A paper describing the work is yet to be peer-reviewed and is available on the ArXiv. The team discuss how they were able to measure the gravitational redshift within a single millimeter-scale sample of ultracold strontium. That’s an incredible achievement.

Gravitational redshift is the phenomenon by which a photon escaping a gravitational well (in this case our planet) is stretched out by the gravity of the massive object. Regular atomic clocks have been able to measure such an effect on scales from 30 centimeters (12 inches) to thousands of kilometers, and now optical atomic clocks are bringing it to the smallest scale yet.

Atoms shake at very specific frequencies and those can be measured using photons. And these photons are affected by the gravitational redshift. The effect is truly minuscule but now measurable. The team assembled a lattice of 100,000 strontium atoms at a temperature close to absolute zero. They measured their frequencies and were able to determine that there was indeed a gravitational redshift.

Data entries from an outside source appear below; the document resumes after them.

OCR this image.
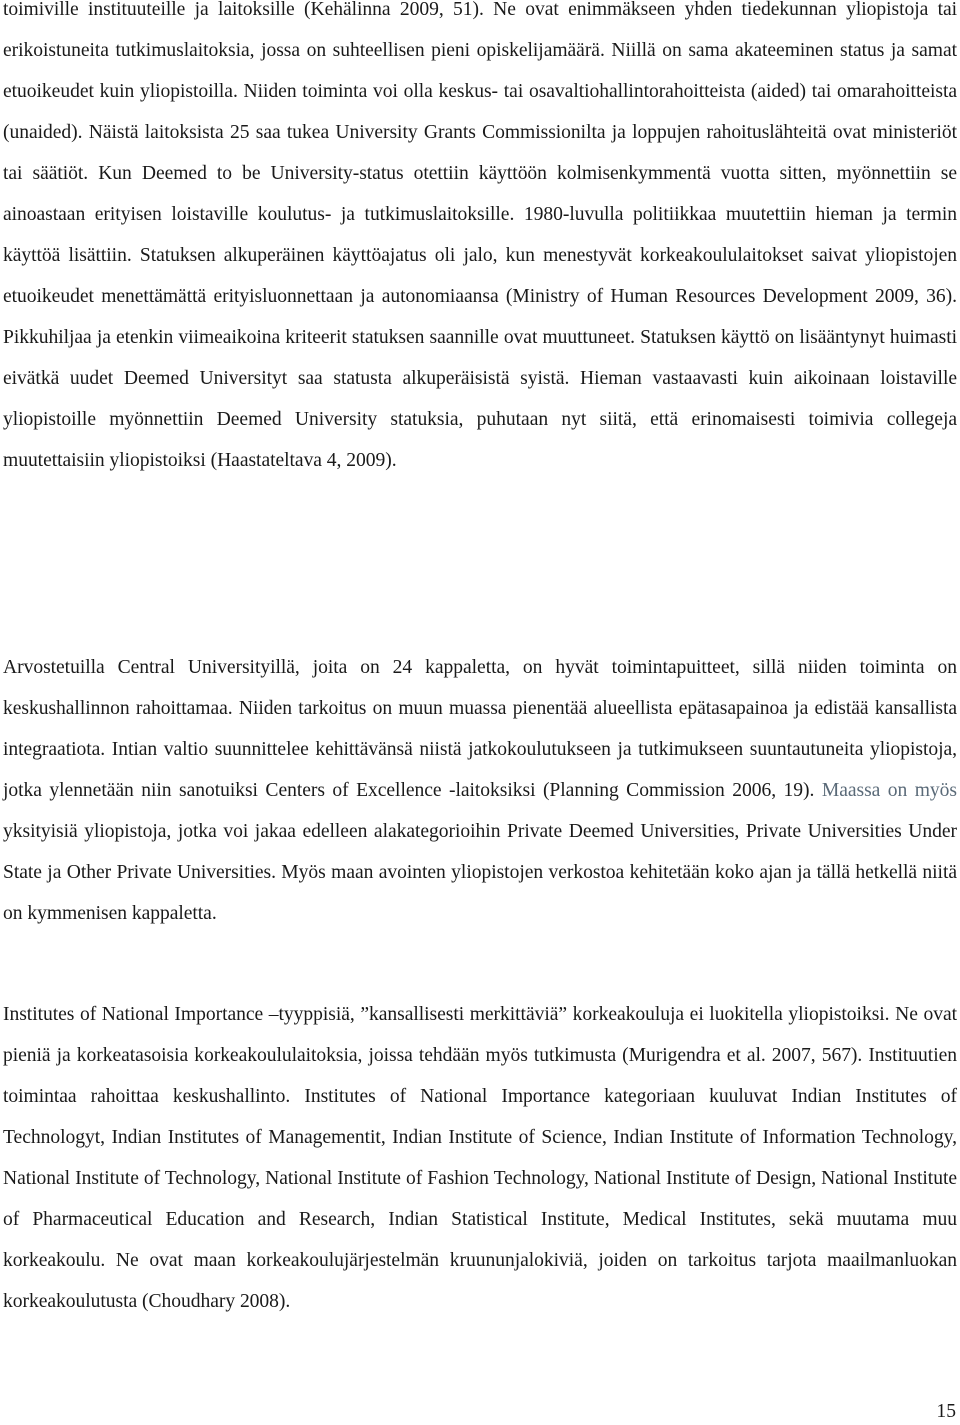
toimiville instituuteille ja laitoksille (Kehälinna 2009, 51). Ne ovat enimmäkseen yhden tiedekunnan yliopistoja tai erikoistuneita tutkimuslaitoksia, jossa on suhteellisen pieni opiskelijamäärä. Niillä on sama akateeminen status ja samat etuoikeudet kuin yliopistoilla. Niiden toiminta voi olla keskus- tai osavaltiohallintorahoitteista (aided) tai omarahoitteista (unaided). Näistä laitoksista 25 saa tukea University Grants Commissionilta ja loppujen rahoituslähteitä ovat ministeriöt tai säätiöt. Kun Deemed to be University-status otettiin käyttöön kolmisenkymmentä vuotta sitten, myönnettiin se ainoastaan erityisen loistaville koulutus- ja tutkimuslaitoksille. 1980-luvulla politiikkaa muutettiin hieman ja termin käyttöä lisättiin. Statuksen alkuperäinen käyttöajatus oli jalo, kun menestyvät korkeakoululaitokset saivat yliopistojen etuoikeudet menettämättä erityisluonnettaan ja autonomiaansa (Ministry of Human Resources Development 2009, 36). Pikkuhiljaa ja etenkin viimeaikoina kriteerit statuksen saannille ovat muuttuneet. Statuksen käyttö on lisääntynyt huimasti eivätkä uudet Deemed Universityt saa statusta alkuperäisistä syistä. Hieman vastaavasti kuin aikoinaan loistaville yliopistoille myönnettiin Deemed University statuksia, puhutaan nyt siitä, että erinomaisesti toimivia collegeja muutettaisiin yliopistoiksi (Haastateltava 4, 2009).

Arvostetuilla Central Universityillä, joita on 24 kappaletta, on hyvät toimintapuitteet, sillä niiden toiminta on keskushallinnon rahoittamaa. Niiden tarkoitus on muun muassa pienentää alueellista epätasapainoa ja edistää kansallista integraatiota. Intian valtio suunnittelee kehittävänsä niistä jatkokoulutukseen ja tutkimukseen suuntautuneita yliopistoja, jotka ylennetään niin sanotuiksi Centers of Excellence -laitoksiksi (Planning Commission 2006, 19). Maassa on myös yksityisiä yliopistoja, jotka voi jakaa edelleen alakategorioihin Private Deemed Universities, Private Universities Under State ja Other Private Universities. Myös maan avointen yliopistojen verkostoa kehitetään koko ajan ja tällä hetkellä niitä on kymmenisen kappaletta.

Institutes of National Importance –tyyppisiä, ”kansallisesti merkittäviä” korkeakouluja ei luokitella yliopistoiksi. Ne ovat pieniä ja korkeatasoisia korkeakoululaitoksia, joissa tehdään myös tutkimusta (Murigendra et al. 2007, 567). Instituutien toimintaa rahoittaa keskushallinto. Institutes of National Importance kategoriaan kuuluvat Indian Institutes of Technologyt, Indian Institutes of Managementit, Indian Institute of Science, Indian Institute of Information Technology, National Institute of Technology, National Institute of Fashion Technology, National Institute of Design, National Institute of Pharmaceutical Education and Research, Indian Statistical Institute, Medical Institutes, sekä muutama muu korkeakoulu. Ne ovat maan korkeakoulujärjestelmän kruununjalokiviä, joiden on tarkoitus tarjota maailmanluokan korkeakoulutusta (Choudhary 2008).

15
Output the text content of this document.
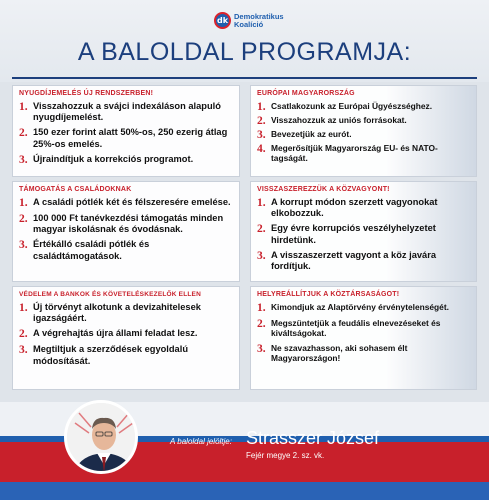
dk Demokratikus
Koalíció
A BALOLDAL PROGRAMJA:
NYUGDÍJEMELÉS ÚJ RENDSZERBEN!
1. Visszahozzuk a svájci indexáláson alapuló nyugdíjemelést.
2. 150 ezer forint alatt 50%-os, 250 ezerig átlag 25%-os emelés.
3. Újraindítjuk a korrekciós programot.
EURÓPAI MAGYARORSZÁG
1. Csatlakozunk az Európai Ügyészséghez.
2. Visszahozzuk az uniós forrásokat.
3. Bevezetjük az eurót.
4. Megerősítjük Magyarország EU- és NATO-tagságát.
TÁMOGATÁS A CSALÁDOKNAK
1. A családi pótlék két és félszeresére emelése.
2. 100 000 Ft tanévkezdési támogatás minden magyar iskolásnak és óvodásnak.
3. Értékálló családi pótlék és családtámogatások.
VISSZASZEREZZÜK A KÖZVAGYONT!
1. A korrupt módon szerzett vagyonokat elkobozzuk.
2. Egy évre korrupciós veszélyhelyzetet hirdetünk.
3. A visszaszerzett vagyont a köz javára fordítjuk.
VÉDELEM A BANKOK ÉS KÖVETELÉSKEZELŐK ELLEN
1. Új törvényt alkotunk a devizahitelesek igazságáért.
2. A végrehajtás újra állami feladat lesz.
3. Megtiltjuk a szerződések egyoldalú módosítását.
HELYREÁLLÍTJUK A KÖZTÁRSASÁGOT!
1. Kimondjuk az Alaptörvény érvénytelenségét.
2. Megszüntetjük a feudális elnevezéseket és kiváltságokat.
3. Ne szavazhasson, aki sohasem élt Magyarországon!
A baloldal jelöltje: Strasszer József
Fejér megye 2. sz. vk.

This exciting preliminary result is thanks to the incredible sensitivity of these optical atomic clocks. Earlier this year, the team led by Professor Jun Ye, announced they had reached the highest precision yet for a clock. Their three clocks were so accurate that uncertainties on the measurements taken never exceeded 8 parts in 10¹⁸ (or 0.000000000000000008).

But this incredible result is just the beginning. The team is planning to push the precision as far as it will go and hopes to soon reach measurements 100 times or maybe even 1,000 times better than have been demonstrated this year.

“There will be very interesting discoveries that are waiting for us if we get to the times that are sensitive to the very small space-time curvature,” Professor Ye told IFLScience when it was announced he had won the 2022 Breakthrough Prize in Fundamental Physics.

Once they get sensitive enough, these clocks will be measuring both relativistic effects and quantum mechanical effects. The two crucial theories of physics don’t work well together when we use them in combination to explain stuff like black holes. So seeing them actually interact in the lab will provide an incredible new window to the frontiers of our understanding of physics.